The greenhouse was built within two feet of the Macintoshs’ property line, in violation of the 15-foot setback requirement, and despite the granted variance it remained a nonconforming structure, the McIntoshes maintain. Because of this, the town’s rules say Podjasek’s application to build a guesthouse on the nonconforming greenhouse footprint should have been considered by the Planning Board, not the code enforcement officer, the Macintoshes said.
In their appeal documents, the MacIntoshes say that the decision to approve the building permit by Code Enforcement Officer John Larson should therefore be nullified, which also would nullify the 30-day appeal deadline.

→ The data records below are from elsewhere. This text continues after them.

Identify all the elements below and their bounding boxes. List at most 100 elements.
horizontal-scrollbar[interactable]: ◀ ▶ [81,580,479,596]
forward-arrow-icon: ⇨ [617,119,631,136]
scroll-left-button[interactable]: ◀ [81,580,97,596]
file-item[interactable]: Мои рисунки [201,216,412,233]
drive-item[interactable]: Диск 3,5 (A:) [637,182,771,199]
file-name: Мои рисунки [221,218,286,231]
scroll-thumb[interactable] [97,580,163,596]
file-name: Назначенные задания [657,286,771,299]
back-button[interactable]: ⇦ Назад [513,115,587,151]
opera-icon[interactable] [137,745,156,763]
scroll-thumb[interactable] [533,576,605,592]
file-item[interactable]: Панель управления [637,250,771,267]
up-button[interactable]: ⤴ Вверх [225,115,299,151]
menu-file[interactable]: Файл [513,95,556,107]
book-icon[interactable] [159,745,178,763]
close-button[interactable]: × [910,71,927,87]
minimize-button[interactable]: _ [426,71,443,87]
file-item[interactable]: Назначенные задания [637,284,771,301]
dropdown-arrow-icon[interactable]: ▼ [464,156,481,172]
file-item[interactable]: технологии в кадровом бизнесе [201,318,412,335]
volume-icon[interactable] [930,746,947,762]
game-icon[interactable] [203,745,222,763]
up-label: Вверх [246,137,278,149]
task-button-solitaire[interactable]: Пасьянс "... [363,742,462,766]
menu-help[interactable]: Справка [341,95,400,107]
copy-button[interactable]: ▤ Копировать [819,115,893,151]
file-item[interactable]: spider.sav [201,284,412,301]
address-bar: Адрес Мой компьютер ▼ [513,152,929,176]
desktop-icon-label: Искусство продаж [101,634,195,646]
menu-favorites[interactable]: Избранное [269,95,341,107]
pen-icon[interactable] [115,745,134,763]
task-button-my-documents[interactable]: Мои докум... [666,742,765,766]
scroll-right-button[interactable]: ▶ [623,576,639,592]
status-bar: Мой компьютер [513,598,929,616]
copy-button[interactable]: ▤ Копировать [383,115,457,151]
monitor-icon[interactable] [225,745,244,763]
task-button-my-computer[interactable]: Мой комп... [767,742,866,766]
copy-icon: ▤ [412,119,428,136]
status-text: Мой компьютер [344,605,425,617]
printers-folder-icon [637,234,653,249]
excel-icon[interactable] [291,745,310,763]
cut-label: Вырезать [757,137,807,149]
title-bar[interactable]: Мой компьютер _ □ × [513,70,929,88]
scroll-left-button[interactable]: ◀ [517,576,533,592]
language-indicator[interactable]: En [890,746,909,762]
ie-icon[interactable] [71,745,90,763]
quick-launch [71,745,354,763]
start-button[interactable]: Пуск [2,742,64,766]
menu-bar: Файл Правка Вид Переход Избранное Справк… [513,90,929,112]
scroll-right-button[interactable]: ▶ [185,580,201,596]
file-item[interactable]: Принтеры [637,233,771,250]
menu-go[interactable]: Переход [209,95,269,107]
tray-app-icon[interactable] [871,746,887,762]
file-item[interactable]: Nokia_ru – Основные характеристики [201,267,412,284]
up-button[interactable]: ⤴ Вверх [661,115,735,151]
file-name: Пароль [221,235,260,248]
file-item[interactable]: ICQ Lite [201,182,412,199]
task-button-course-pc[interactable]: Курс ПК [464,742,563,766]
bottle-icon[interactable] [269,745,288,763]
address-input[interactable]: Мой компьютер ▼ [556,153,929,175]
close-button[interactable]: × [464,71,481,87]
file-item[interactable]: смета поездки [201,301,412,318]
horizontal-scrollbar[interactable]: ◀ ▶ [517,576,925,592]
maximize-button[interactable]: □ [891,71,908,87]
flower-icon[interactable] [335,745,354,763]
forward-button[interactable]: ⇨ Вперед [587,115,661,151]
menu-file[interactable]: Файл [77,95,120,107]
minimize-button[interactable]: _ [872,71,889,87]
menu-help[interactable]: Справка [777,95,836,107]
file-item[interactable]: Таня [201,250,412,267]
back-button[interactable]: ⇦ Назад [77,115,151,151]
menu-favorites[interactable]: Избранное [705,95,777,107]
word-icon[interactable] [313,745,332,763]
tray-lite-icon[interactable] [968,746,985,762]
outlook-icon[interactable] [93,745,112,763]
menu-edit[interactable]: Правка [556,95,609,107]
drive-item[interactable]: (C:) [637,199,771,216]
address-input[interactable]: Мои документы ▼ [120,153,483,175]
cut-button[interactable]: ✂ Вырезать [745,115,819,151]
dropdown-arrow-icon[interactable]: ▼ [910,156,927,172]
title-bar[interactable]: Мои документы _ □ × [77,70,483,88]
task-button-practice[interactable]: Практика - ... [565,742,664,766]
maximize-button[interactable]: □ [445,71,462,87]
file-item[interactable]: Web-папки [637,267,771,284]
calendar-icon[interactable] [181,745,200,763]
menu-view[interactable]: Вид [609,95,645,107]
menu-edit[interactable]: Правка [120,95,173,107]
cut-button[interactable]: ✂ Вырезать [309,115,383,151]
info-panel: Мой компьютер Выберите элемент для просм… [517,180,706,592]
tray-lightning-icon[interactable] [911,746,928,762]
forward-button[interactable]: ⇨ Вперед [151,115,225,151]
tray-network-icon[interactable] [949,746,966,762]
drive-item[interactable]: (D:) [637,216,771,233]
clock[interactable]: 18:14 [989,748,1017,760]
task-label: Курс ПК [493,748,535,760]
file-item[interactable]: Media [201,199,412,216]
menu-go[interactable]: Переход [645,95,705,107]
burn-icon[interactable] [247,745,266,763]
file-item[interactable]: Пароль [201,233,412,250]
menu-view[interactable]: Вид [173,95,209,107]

The couple says the guesthouse actually is being built less than a foot away from their property line — which is not consistent with the 2012 variance granted by the town — and that there is a question of whether the variance was properly granted to begin with.
Podjasek did not respond to a request for comment on the controversy. The MacIntoshes’ attorney, Patrick Lyons, also did not respond to a request for comment.
Larson said Monday that he granted the building permit in December, at least in part, because of a new state law that went into effect in 2023 that allows accessory dwelling units to be built on residential lots that already have homes on them — which was passed to address Maine’s statewide shortage of year-round housing.
Larson said that the new guesthouse is under the neighborhood’s 25-foot height limit — which the Macintoshes dispute — and, because it is being built on the pre-existing footprint of the former greenhouse, it does not have more nonconformity than the greenhouse did.
“I don’t see it as a change in use,” he said.
Larson said the guesthouse will have a modern architectural look, including a rooftop deck, and will stand out from the more traditional houses that surround it, but the town does not have any restrictions on architectural styles.
The code enforcement officer noted that the MacIntoshes first contacted him about the project in February — which still was beyond the 30-day window to appeal his building permit — but for some reason decided not to file their appeal until May.
The MacIntoshes said they are asking the appeals board to reconsider their petition, but are not sure when the board might do so. If the town sticks with its position, they said, they likely will appeal the matter in court.
“We’re just unhappy enough that we’re prepared to take this as far as we can,” Kay MacIntosh said.